Hanna G M, Lau-Cam C A
U.S. Food and Drug Administration, New York Regional Laboratory, Brooklyn 11232.
J AOAC Int. 1993 May-Jun;76(3):526-30.
A simple, specific, and accurate proton nuclear magnetic resonance (1H-NMR) spectroscopic method has been developed for the identification and assay of furosemide and its degradation product, 4-chloro-5-sulfamoylanthranilic acid (CSA), in tablets and injections. Dissolution of the sample in D2O-NaOD resulted in a solution yielding the required separation among the resonance signals of furosemide, CSA, and tert-butyl alcohol, the internal standard. The mean +/- SD recovery values of furosemide and CSA from 10 synthetic formulations were 99.6 +/- 0.8 and 98.9 +/- 1.7%, respectively. Commercial tablets (6 lots) and injections (5 lots) of furosemide were assayed by the proposed method and found to contain 53.1-99.8% furosemide and 0.3-45.2% CSA.
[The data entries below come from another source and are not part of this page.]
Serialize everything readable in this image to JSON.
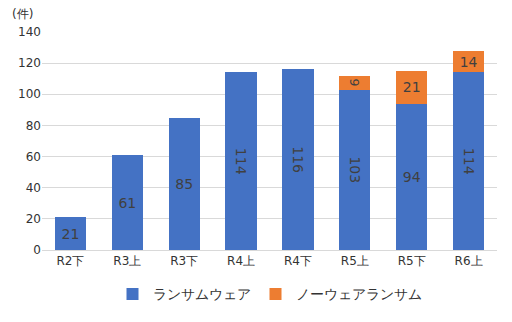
{
  "chart_data": {
    "type": "bar",
    "stacked": true,
    "y_label": "(件)",
    "categories": [
      "R2下",
      "R3上",
      "R3下",
      "R4上",
      "R4下",
      "R5上",
      "R5下",
      "R6上"
    ],
    "series": [
      {
        "name": "ランサムウェア",
        "color": "#4472c4",
        "values": [
          21,
          61,
          85,
          114,
          116,
          103,
          94,
          114
        ]
      },
      {
        "name": "ノーウェアランサム",
        "color": "#ed7d31",
        "values": [
          null,
          null,
          null,
          null,
          null,
          9,
          21,
          14
        ]
      }
    ],
    "ylim": [
      0,
      140
    ],
    "yticks": [
      0,
      20,
      40,
      60,
      80,
      100,
      120,
      140
    ],
    "grid": true,
    "legend": "bottom",
    "data_labels": true
  }
}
已开发出一种简单、特异且准确的质子核磁共振(1H-NMR)光谱法,用于片剂和注射剂中呋塞米及其降解产物4-氯-5-氨磺酰基邻氨基苯甲酸(CSA)的鉴别和含量测定。将样品溶解于D2O-NaOD中,得到的溶液能使呋塞米、CSA和内标叔丁醇的共振信号实现所需分离。10个合成制剂中呋塞米和CSA的平均回收率(均值±标准差)分别为99.6±0.8%和98.9±1.7%。采用所提出的方法对呋塞米的6批市售片剂和5批注射剂进行了含量测定,结果发现其中呋塞米含量为53.1-99.8%,CSA含量为0.3-45.2%。